I want to be able to pull out all the lines in which the column2 is different for the pair of two lines.
For example, in the lines above, I would want to have a output file that prints the last two lines because 258975 and 258975 are two different numbers for 254879/1 and 254879/2. What code should I use?

Column1 Column2
123456/1 123456
123456/2 123456
235648/1 234567
235648/2 234567
254879/1 258975
254879/2 265897
.... .....

Thank you.

kabamaru 10-05-2012 03:05 PM

Code:

awk -F / '{ print $1, $2 }' FILENAME | uniq -f2 -u | awk ' { print $1 "/" $2, $3 }'

kabamaru 10-05-2012 03:40 PM

And to explain this...

awk -F / '{ print $1, $2 }' FILENAME uses '/' as field separator and prints lines like this:

Code:

123456 1 123456
123456 2 123456
235648 1 234567
235648 2 234567
254879 1 258975
254879 2 265897

Then uniq -f2 -u prints only lines that have no duplicates, ignoring the first 2 fields:

Code:

254879 1 258975
254879 2 265897

And awk ' { print $1 "/" $2, $3 }' restores the '/1' or '/2' part:

Code:

254879/1 258975
254879/2 265897


kabamaru 10-05-2012 04:41 PM

Hmm, now that I think of it, this won't work as expected if two pairs of lines have the same number in second column...

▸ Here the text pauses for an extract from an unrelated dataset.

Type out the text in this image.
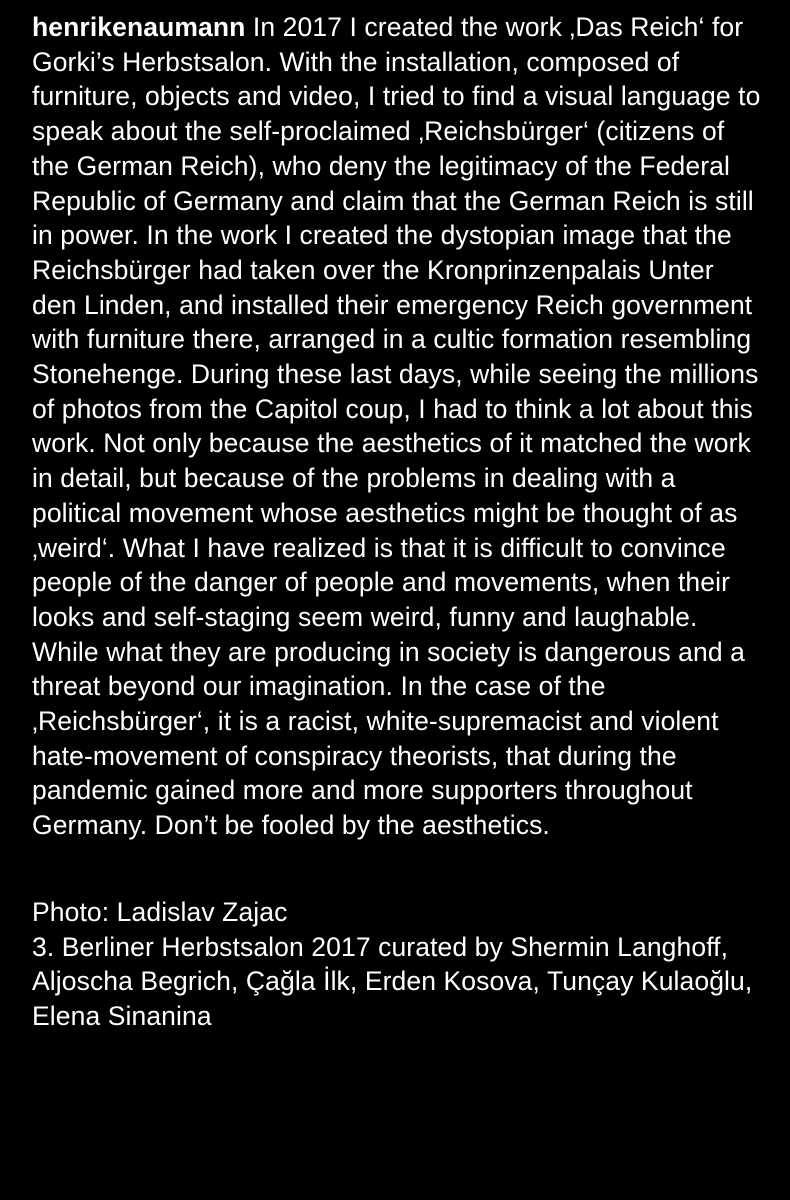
henrikenaumann In 2017 I created the work ‚Das Reich‘ for Gorki’s Herbstsalon. With the installation, composed of furniture, objects and video, I tried to find a visual language to speak about the self-proclaimed ‚Reichsbürger‘ (citizens of the German Reich), who deny the legitimacy of the Federal Republic of Germany and claim that the German Reich is still in power. In the work I created the dystopian image that the Reichsbürger had taken over the Kronprinzenpalais Unter den Linden, and installed their emergency Reich government with furniture there, arranged in a cultic formation resembling Stonehenge. During these last days, while seeing the millions of photos from the Capitol coup, I had to think a lot about this work. Not only because the aesthetics of it matched the work in detail, but because of the problems in dealing with a political movement whose aesthetics might be thought of as ‚weird‘. What I have realized is that it is difficult to convince people of the danger of people and movements, when their looks and self-staging seem weird, funny and laughable. While what they are producing in society is dangerous and a threat beyond our imagination. In the case of the ‚Reichsbürger‘, it is a racist, white-supremacist and violent hate-movement of conspiracy theorists, that during the pandemic gained more and more supporters throughout Germany. Don’t be fooled by the aesthetics.

Photo: Ladislav Zajac

3. Berliner Herbstsalon 2017 curated by Shermin Langhoff, Aljoscha Begrich, Çağla İlk, Erden Kosova, Tunçay Kulaoğlu, Elena Sinanina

If the '/1' or '/2' part doesn't need to be displayed, you can use this command:

Code:

sed 's/\/[12]//' FILENAME | uniq -u

kabamaru 10-05-2012 05:03 PM

Ok, found one that will do the job:

Code:

sed 's/\([0-9]*\)\(\/[12]\) \([0-9]*\)/\2 \1 \3/' FILENAME \
  | uniq -f1 -u \
  | awk '{ print $2 $1, $3 }'


David the H. 10-07-2012 06:09 PM

Code:

awk 'NR%2==1 {a=$2;b=$0} ; NR%2==0 && $2!=a {print b"\n"$0}' infile
On odd-numbered lines, the second field is stored in variable a, and the whole line into variable b.

On even numbered lines, the second field is compared to the previous value (a), and if different, the last line (b) and the current line are printed.